America has a spending problem, but so does Maryland

Carol Park Mar 22, 2019

Last week, the Trump administration revealed its $4.7 trillion budget for FY 2020, which allocates 57 percent of the budget for national defense and $8.6 billion to build a wall along the U.S.-Mexico border. Under this proposal, America’s budget deficit is projected to soar to $1.1 trillion by next year and take 15 years to balance.


Everybody knows America has a spending problem. Since the U.S. has a good credit rating, the federal government can get away with spending by borrowing. On the other hand, most states are legally required to submit a balanced budget and deficit carryover is not permitted.


Nonetheless, states also have their own versions of spending problems. On March 14th, the Maryland House of Delegates approved the FY 2020 budget with a 4.2 percent spending hike. The plan allocates $320 million to new education initiatives and $500 million for public school construction. Once Maryland fully implements recommendations from the Kirwan Commission in 2029, those are expected to cost almost $4 billion a year.


House Speaker Michael Busch stressed that education programs must get funded regardless of the state’s revenue situation. In many ways, the attitude that many Maryland lawmakers have toward education funding is comparable to President Trump’s attitude toward the defense budget — irrational and utterly fiscally irresponsible.

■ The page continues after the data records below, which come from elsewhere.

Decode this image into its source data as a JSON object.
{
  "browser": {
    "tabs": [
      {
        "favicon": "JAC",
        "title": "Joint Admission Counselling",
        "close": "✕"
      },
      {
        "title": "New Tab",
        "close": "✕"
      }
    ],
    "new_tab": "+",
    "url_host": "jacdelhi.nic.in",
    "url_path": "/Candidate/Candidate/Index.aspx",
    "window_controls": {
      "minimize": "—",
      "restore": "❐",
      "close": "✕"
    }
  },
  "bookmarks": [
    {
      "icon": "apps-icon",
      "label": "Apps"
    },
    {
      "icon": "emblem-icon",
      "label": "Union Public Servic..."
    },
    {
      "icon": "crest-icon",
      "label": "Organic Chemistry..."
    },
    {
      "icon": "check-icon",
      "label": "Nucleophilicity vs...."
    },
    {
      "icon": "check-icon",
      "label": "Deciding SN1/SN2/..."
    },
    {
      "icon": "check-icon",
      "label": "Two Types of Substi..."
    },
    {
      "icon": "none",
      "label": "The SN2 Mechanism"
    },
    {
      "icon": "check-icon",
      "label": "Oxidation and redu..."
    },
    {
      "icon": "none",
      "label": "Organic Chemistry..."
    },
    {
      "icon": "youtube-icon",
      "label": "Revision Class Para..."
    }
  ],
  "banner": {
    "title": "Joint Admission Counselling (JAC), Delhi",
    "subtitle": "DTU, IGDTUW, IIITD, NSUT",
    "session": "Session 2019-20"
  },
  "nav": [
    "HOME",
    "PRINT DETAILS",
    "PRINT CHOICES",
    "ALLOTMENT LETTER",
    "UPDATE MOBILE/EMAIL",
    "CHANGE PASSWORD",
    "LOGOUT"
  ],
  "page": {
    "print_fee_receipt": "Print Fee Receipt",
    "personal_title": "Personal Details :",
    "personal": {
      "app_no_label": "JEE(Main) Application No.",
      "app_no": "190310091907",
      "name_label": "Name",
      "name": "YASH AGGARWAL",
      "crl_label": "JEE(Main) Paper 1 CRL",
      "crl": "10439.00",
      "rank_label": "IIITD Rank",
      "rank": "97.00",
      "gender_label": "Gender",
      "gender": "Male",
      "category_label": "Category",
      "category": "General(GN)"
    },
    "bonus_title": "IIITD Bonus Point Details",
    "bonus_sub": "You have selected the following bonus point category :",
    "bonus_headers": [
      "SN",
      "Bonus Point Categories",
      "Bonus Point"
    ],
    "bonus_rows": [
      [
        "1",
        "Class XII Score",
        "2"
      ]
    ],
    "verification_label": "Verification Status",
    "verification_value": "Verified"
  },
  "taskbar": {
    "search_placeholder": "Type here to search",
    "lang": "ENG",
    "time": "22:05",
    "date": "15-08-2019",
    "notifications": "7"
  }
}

Technically, the Maryland House budget maintains a fund balance of around $118 million for FY 2020, but this surplus is expected to be short-lived. In Nov. 2018, the legislature’s Spending Affordability Committee projected that the state will run into structural fiscal deficit of $1.3 billion by FY 2022.


In addition, economists predict that a recession is coming to Maryland. In early March, the Board of Revenue Estimates reported that Maryland government should expect $269 million less in revenue over the next two years. The reduction reflects lower-than-anticipated income tax revenue due to economic uncertainty and income volatility.


In response, state comptroller Peter Franchot warned Maryland legislators to “exercise caution with respect to spending.” Yet, legislators chose to completely ignore this warning.


Analysis by the Maryland Department of Budget and Management shows that if the increase in education spending is combined with the increase in the state minimum wage and an economic downturn, Maryland will experience a cumulative five-year budget deficit of $21 billion.  


According to David Brinkley, Maryland’s budget secretary, “we would be forced to either raise the sales tax by 33 percent, personal income tax by about 15 percent, or property tax by 200 percent” to fund just the first year of the new education plan. He added, “I can assure you that Maryland taxpayers will not support any of these options.”


Brinkley is right. Based on the Maryland Public Policy Institute’s previous survey on education, 72 percent surveyed agree that policymakers should refocus on reallocating resources more efficiently, instead of continuously increasing the education budget. More than 70 percent of the respondents also opposed increasing taxes to expand pre-kindergarten programs.


In 2002, Maryland adopted the recommendations of the previous education commission and passed a $1.3 billion education initiative without identifying an ongoing funding source. Almost two decades later, Maryland students still fall behind in performance in many areas, showing that money alone does not fix the broken system. This report explores alternative ways to improve Maryland’s schools.


Therefore, state legislators should be careful not to repeat the mistake of 2002 and focus on the goal to eliminate the state’s structural budget deficit.


As economists say, there is no such thing as a free lunch. To increase spending on education, other programs must be cut. For instance, the House has proposed $11 million cut to job creation initiatives and workforce development programs. Such cuts will hurt Maryland’s workers and Maryland’s attractiveness to workers, further jeopardizing the state revenue.


On March 21st, the Maryland Senate also approved its version of the budget, allocating $225 million, as opposed to $320 million, for the new education initiative. As we wait for the Maryland Senate and House to reach a compromise, the future of Maryland’s fiscal health once again remains uncertain.